On Saturday I attended Wines for the Summer 2024 tasting (vini per l’estate) organised by DoctorWine at the Principe di Savoia Hotel in Milan.
DoctorWine is a wine guide founded by Daniele Cernilli, an Italian wine heavyweight, who’d also founded Italy’s most prestigious wine guide Gambero Rosso in 1986. After stepping away from Gambero Rosso, in 2011, he transformed into Doctor Wine, continuing to review wines.

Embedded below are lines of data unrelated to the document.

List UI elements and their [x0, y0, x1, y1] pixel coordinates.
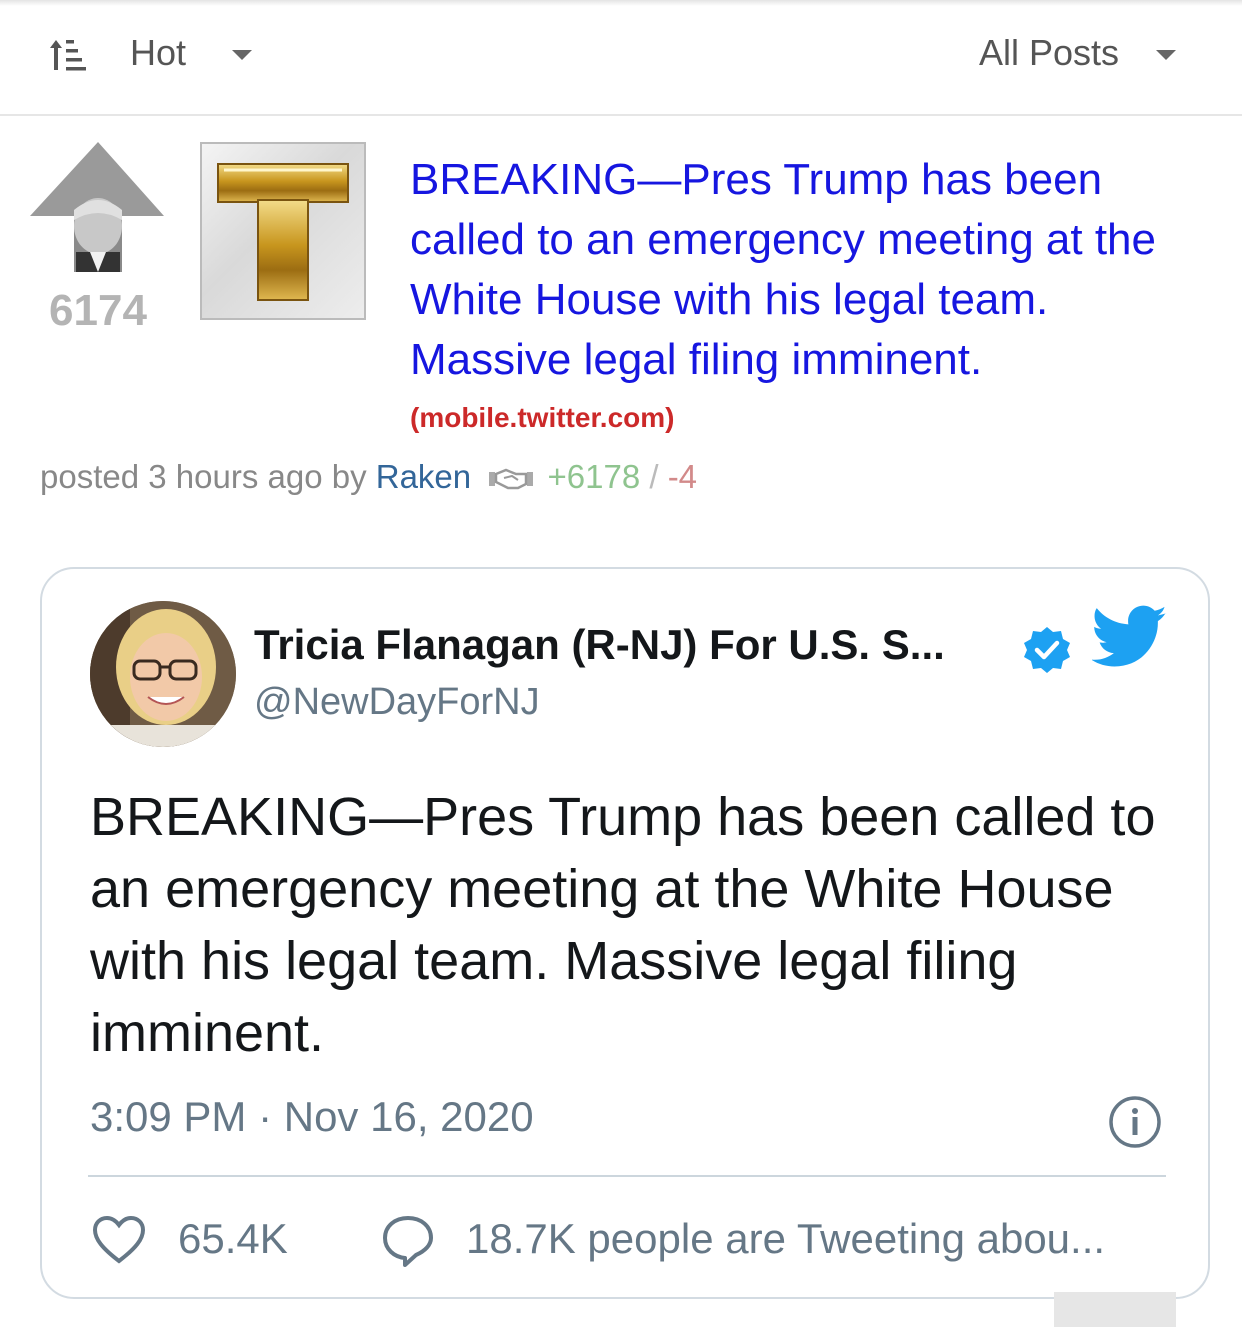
handshake-icon [489, 468, 534, 490]
chevron-down-icon[interactable] [232, 50, 252, 60]
post-title-link[interactable]: BREAKING—Pres Trump has been called to a… [410, 150, 1210, 390]
downvote-count: -4 [667, 458, 698, 495]
post-meta: posted 3 hours ago by Raken +6178 / -4 [40, 458, 697, 496]
post-domain[interactable]: (mobile.twitter.com) [410, 402, 674, 434]
sort-dropdown[interactable]: Hot [130, 32, 186, 74]
reply-bubble-icon[interactable] [380, 1213, 436, 1269]
like-count[interactable]: 65.4K [178, 1215, 288, 1263]
avatar[interactable] [90, 601, 236, 747]
vote-area: 6174 [30, 140, 166, 340]
tweeting-about-link[interactable]: 18.7K people are Tweeting abou... [466, 1215, 1105, 1263]
tweet-timestamp[interactable]: 3:09 PM · Nov 16, 2020 [90, 1093, 534, 1141]
info-icon[interactable] [1108, 1095, 1162, 1149]
post-time: posted 3 hours ago by [40, 458, 367, 495]
sort-filter-bar: Hot All Posts [0, 0, 1242, 116]
upvote-count: +6178 [547, 458, 641, 495]
verified-badge-icon [1024, 627, 1070, 673]
tweet-divider [88, 1175, 1166, 1177]
chevron-down-icon[interactable] [1156, 50, 1176, 60]
avatar-photo [90, 601, 236, 747]
twitter-bird-icon[interactable] [1092, 605, 1168, 669]
vote-separator: / [649, 458, 659, 495]
scroll-indicator [1054, 1292, 1176, 1327]
upvote-icon[interactable] [30, 140, 166, 272]
post-score: 6174 [49, 286, 147, 335]
heart-icon[interactable] [92, 1215, 146, 1265]
tweet-text: BREAKING—Pres Trump has been called to a… [90, 787, 1156, 1063]
tweet-handle[interactable]: @NewDayForNJ [254, 681, 540, 724]
top-shadow [0, 0, 1242, 6]
sort-icon[interactable] [48, 36, 88, 72]
author-link[interactable]: Raken [376, 458, 471, 495]
post-thumbnail[interactable] [200, 142, 366, 320]
tweet-display-name[interactable]: Tricia Flanagan (R-NJ) For U.S. S... [254, 621, 945, 669]
embedded-tweet[interactable]: Tricia Flanagan (R-NJ) For U.S. S... @Ne… [40, 567, 1210, 1299]
gold-t-logo [217, 163, 349, 301]
filter-dropdown[interactable]: All Posts [979, 32, 1119, 74]
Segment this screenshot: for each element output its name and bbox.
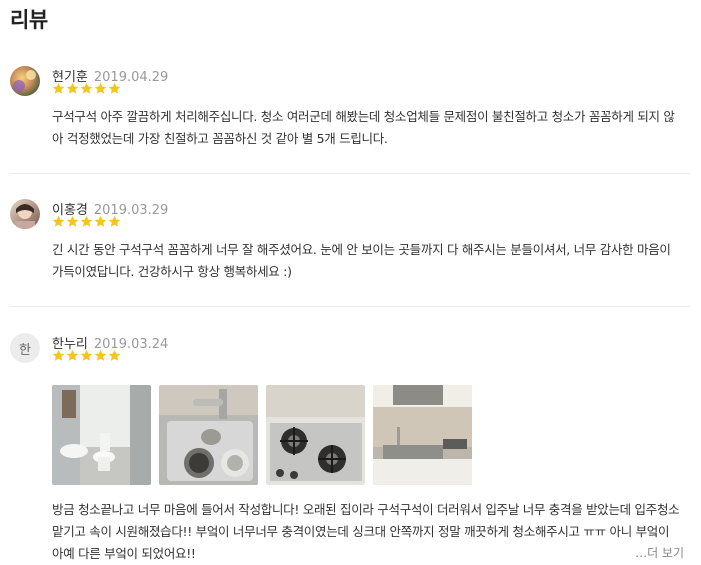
star-rating xyxy=(52,215,121,229)
star-icon xyxy=(108,82,121,94)
star-icon xyxy=(108,215,121,227)
avatar: 한 xyxy=(10,333,40,363)
divider xyxy=(10,306,690,307)
star-icon xyxy=(52,82,65,94)
star-icon xyxy=(66,82,79,94)
section-title: 리뷰 xyxy=(10,8,48,32)
star-icon xyxy=(108,349,121,361)
avatar xyxy=(10,199,40,229)
more-button[interactable]: …더 보기 xyxy=(631,544,684,561)
star-icon xyxy=(80,349,93,361)
star-icon xyxy=(66,349,79,361)
review-item: 현기훈 2019.04.29 구석구석 아주 깔끔하게 처리해주십니다. 청소 여… xyxy=(10,66,690,146)
gas-stove-photo[interactable] xyxy=(266,385,365,485)
star-rating xyxy=(52,349,121,363)
star-rating xyxy=(52,82,121,96)
review-item: 한 한누리 2019.03.24 방금 청소끝나고 너무 마음에 들어서 작성합… xyxy=(10,333,690,565)
star-icon xyxy=(80,82,93,94)
star-icon xyxy=(94,215,107,227)
divider xyxy=(10,173,690,174)
star-icon xyxy=(94,349,107,361)
avatar xyxy=(10,66,40,96)
review-text: 구석구석 아주 깔끔하게 처리해주십니다. 청소 여러군데 해봤는데 청소업체들… xyxy=(52,109,675,146)
bathroom-photo[interactable] xyxy=(52,385,151,485)
star-icon xyxy=(80,215,93,227)
star-icon xyxy=(66,215,79,227)
review-text: 긴 시간 동안 구석구석 꼼꼼하게 너무 잘 해주셨어요. 눈에 안 보이는 곳… xyxy=(52,242,671,279)
kitchen-counter-photo[interactable] xyxy=(373,385,472,485)
sink-drain-photo[interactable] xyxy=(159,385,258,485)
star-icon xyxy=(52,349,65,361)
review-text: 방금 청소끝나고 너무 마음에 들어서 작성합니다! 오래된 집이라 구석구석이… xyxy=(52,502,680,561)
star-icon xyxy=(52,215,65,227)
review-photos xyxy=(52,385,472,485)
star-icon xyxy=(94,82,107,94)
review-item: 이홍경 2019.03.29 긴 시간 동안 구석구석 꼼꼼하게 너무 잘 해주셨… xyxy=(10,199,690,279)
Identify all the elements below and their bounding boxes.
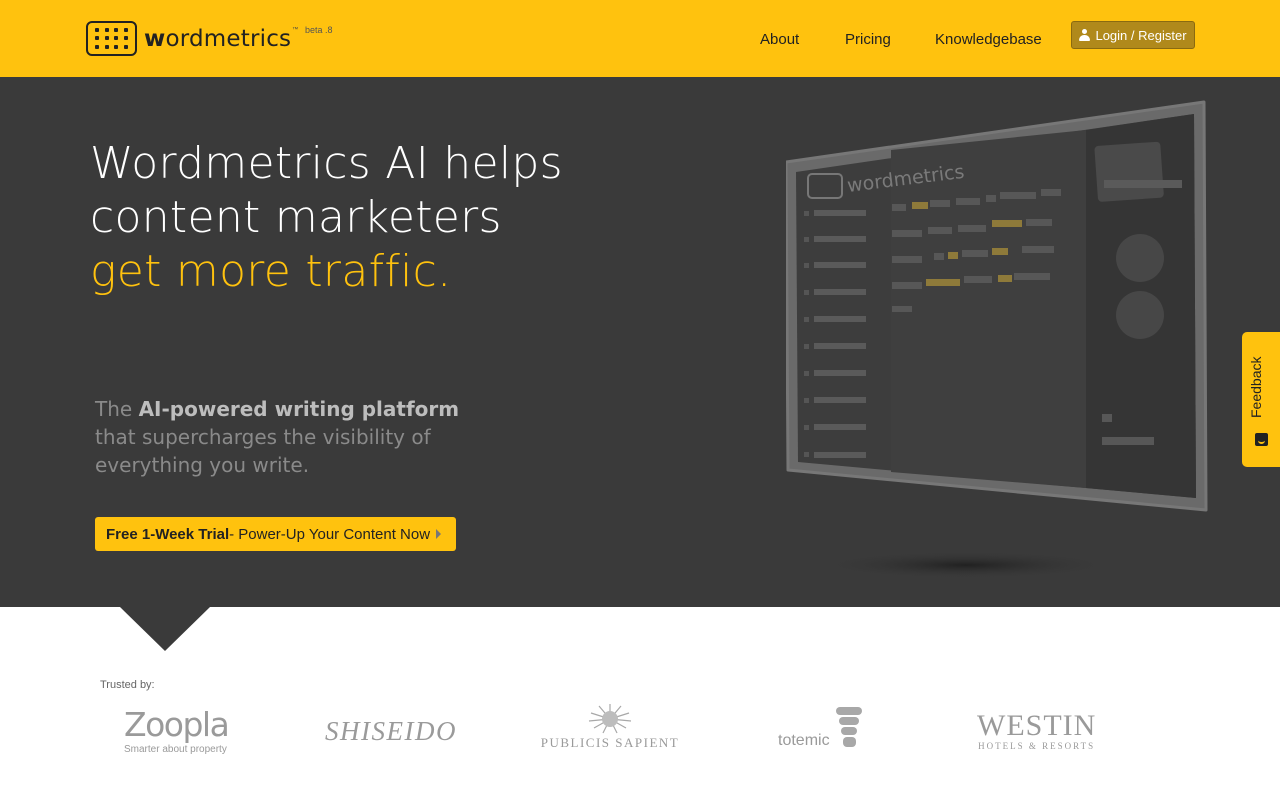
nav-pricing[interactable]: Pricing	[845, 31, 891, 48]
totemic-mark-icon	[835, 707, 862, 747]
section-pointer-arrow	[120, 607, 210, 651]
app-screenshot-mockup: wordmetrics	[786, 100, 1208, 579]
client-logo-shiseido: SHISEIDO	[325, 716, 457, 746]
headline-line-2: content marketers	[90, 192, 502, 243]
sun-emblem-icon	[588, 704, 632, 734]
trademark-symbol: ™	[292, 27, 299, 33]
client-logo-totemic: totemic	[778, 706, 866, 750]
login-register-button[interactable]: Login / Register	[1071, 21, 1195, 49]
cta-bold-text: Free 1-Week Trial	[106, 525, 230, 543]
nav-about[interactable]: About	[760, 31, 799, 48]
cta-text: - Power-Up Your Content Now	[229, 525, 431, 543]
totemic-name: totemic	[778, 732, 830, 749]
user-icon	[1079, 29, 1091, 41]
zoopla-name: Zoopla	[124, 705, 230, 744]
logo-grid-icon	[86, 21, 137, 56]
smile-icon[interactable]	[1255, 433, 1268, 446]
top-header: wordmetrics ™ beta .8 About Pricing Know…	[0, 0, 1280, 77]
nav-knowledgebase[interactable]: Knowledgebase	[935, 31, 1042, 48]
beta-version-label: beta .8	[305, 25, 333, 35]
client-logo-westin: WESTIN HOTELS & RESORTS	[977, 709, 1097, 752]
trusted-by-label: Trusted by:	[100, 679, 155, 691]
westin-name: WESTIN	[977, 709, 1097, 742]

I’d attended a Barolo masterclass organised by DoctorWine before, where I was able to taste 10 Barolos from some very prestigious wineries for only 25 euros, with Mr. Cernilli insightfully explaining each wine as we tasted it. It was wonderful. I’ve become a regular at DoctorWine’s tastings ever since.
Sicilian Beef Jerky
There were more than 20 wineries exhibiting on Saturday, from all over Italy.
Wines for the summer are mainly white, rosé and sparkling served chilled, but a few wineries brought also reds, because after all, there must still be people drinking reds in the summer.
The Sardinian Vermentino from Famiglia Casadei Winery was way more acidic than the peninsular Vermentino I’d tasted before, almost like a Riesling. Still aromatic and flavourful, but with a little more finesse and elegance (no photo, link to the wine here). I’m not familiar with Sardinian wines. I’d once tasted a traditional method sparkler made from the Torbato grapes, a native Sardinian variety, which led to insomnia the same night, not making a good first impression on me. But after this Vermentino from Famiglia Casadei Winery, I’d like to get to know more about Sardinian wines.
The Etna white from Sicily’s Cusumano Winery, on top of the mineral notes that are standard for volcanic wines, there was a defined and intense aroma of beef jerky. On the palate was just as beef jerky-y. Actually very delightful. The flavour was so out of the ordinary that I had to share it with the sommelier, who nodded in agreement with me, and the corners of her mouth lifted up as if to suggest to me that Sicilian wines were so varied that I shouldn’t be surprised to smell or taste anything in them.
The meaty, gamey flavours usually come from red wines that have been bottle-aged for a while, but this Etna white had even more meaty aromas than any aged reds I’d ever tasted. But intense as it may be, it was well integrated into the overall flavour profile, which I found very likeable.
Among the sparkling wines, the Pinot Noir rosé sparkler from Il Pollenza Winery in the eastern Marche region, though on lees for 72 months, was not biscuity on the nose, but rather like freshly kneaded dough, which almost reminded me of the scent of Play-doh in my childhood. Very smooth and balanced on the palate, nothing to be critical of, except for the bulky apperance that was nothing rosé about it.
Low Tannins, Please
In the realm of red wines, Mora&Memo Winery’s Monica, a native Sardinian variety, had a saline flavour and smooth tannins, ideal for the summertime.
Drawn by the winery’s fame, I also tasted the Chianti Classico from Castello di Meleto in Tuscany. That wine had every element needed to be outstanding, but the 2021 vintage was just too early to enjoy, where Sangiovese’s tannins in infancy were still tart and, if you asked me, not suitable for the refreshment-thirsty summer days. Maybe had the winery manager stuck some of the reds into the ice bucket, numbing out the young tannins, enjoying Chianti Classico in the summer heat would’ve been more feasible for me.
Finally, back to the whites, my favourite of the day was the Ribolla Gialla from Monviert Winery in the north-eastern region of Friuli (no photo again, link to the wine here). Its flavour? Imagine a handful of almonds sizzling on a slab of flint, then you sprinkle a twist of sage on top. Absolutely one of a kind.